Bila Castle (Білівський замок) is a lost defensive structure in the village of Bila, Chortkiv urban hromada, Chortkiv Raion, Ternopil Oblast, Ukraine, and a newly discovered archeological site.

The remains of the castle were discovered by archaeologist Volodymyr Dobrianskyi in the fall of 2007.

==Information==
Today, it is the only still surviving and well-preserved single-layer fortification monument of the 14th century in Western Podillia and is important for further archaeological research.

It is located on the outskirts of the village on a high cape-type hill, which is about 60 m above the level of the Seret River. This cape is an elongated triangular bend. The Seret River flows along the eastern part of the hill.

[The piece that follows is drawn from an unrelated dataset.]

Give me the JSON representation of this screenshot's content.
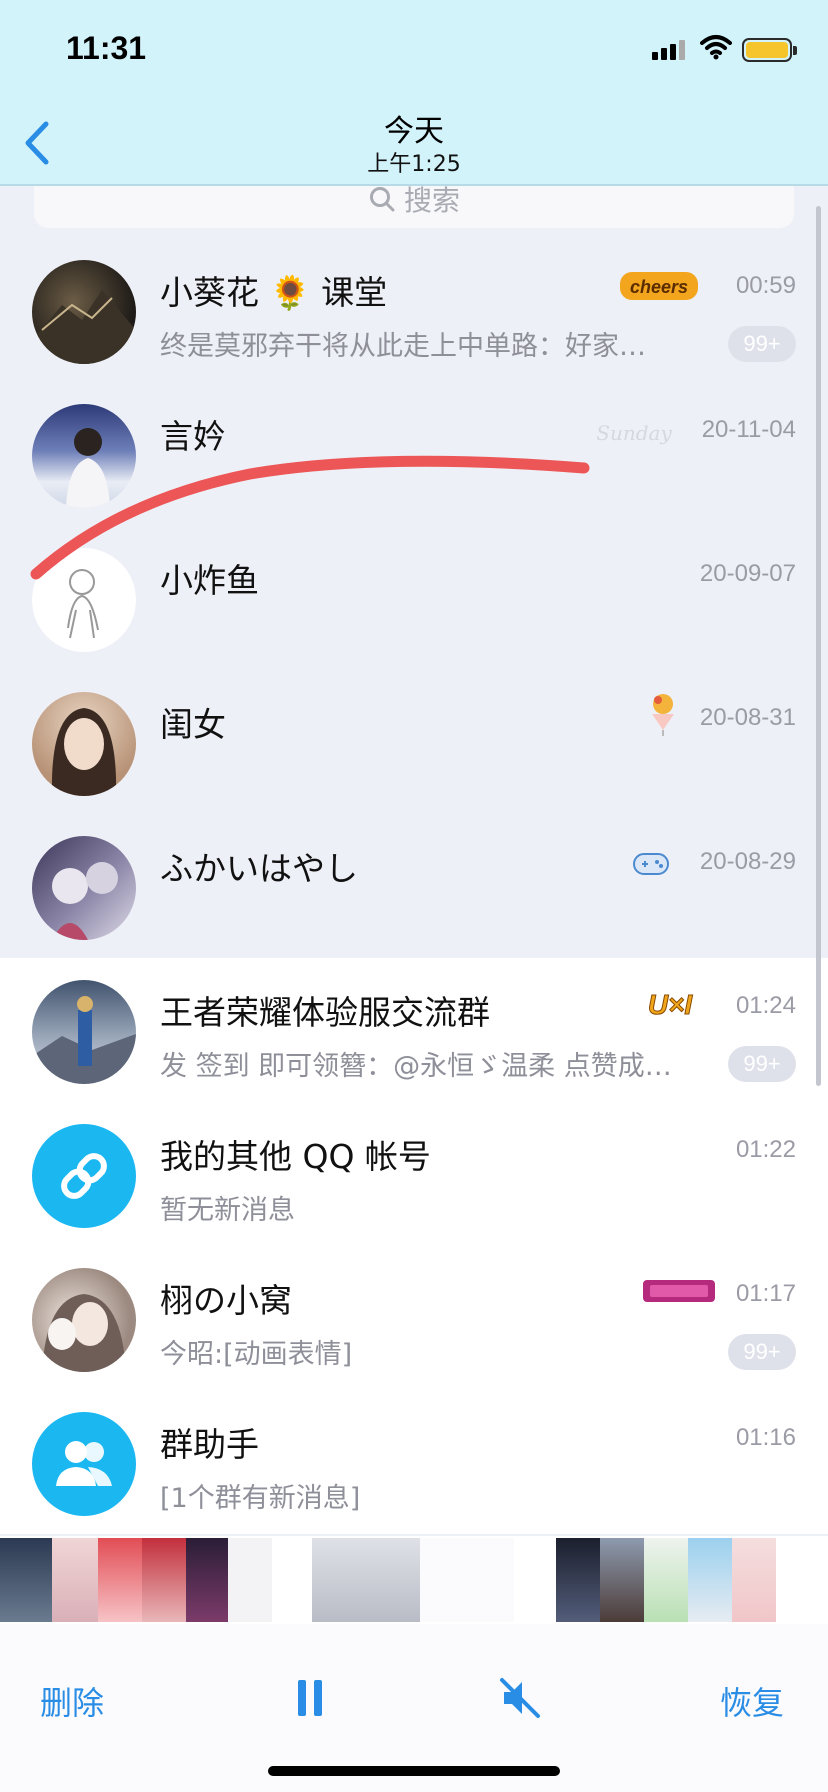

The castle has a total length of up to 100 m, and a width of 20 m in the southern section and 70 m in the northern section. The southern triangular part is cut by a ditch 5 m deep, about 15 m wide and 20 m long. The opposite, floor (northern) part of the castle is cut by an arcuate ditch 70 m long, 15 m wide, and 4-4.5 m deep. The perimeter section of the western part has a gentle slope, and the northern part has a rise on which the rampart is located. In the western corner, a well was found, preserved as a rounded pit of a depression 5 m in diameter and 1 m deep. In the southern corner, there is a triangular platform deepened by 1.5 m from the main part of the detinets, similar to the one in the western corner.

During the archaeological survey, it was found that the finds were localized in the southwestern part of the castle spire. Fragments of 14th-century pottery and ironwork were found here.

The structures and fortification lines were designed with the successful use of the natural terrain. The eastern and northern sections of the hill have steep, inaccessible slopes that provided reliable defense capabilities during military engagements. On the southern and northern sides, the hillfort is cut by a deep moat. This moat is additionally covered with a rampart in the northern section.

The second line of defense consisted of triangular platforms in the southern and western areas, which were the prototype of curtains. And when the enemy managed to capture these areas, the defense was carried out from the detinets.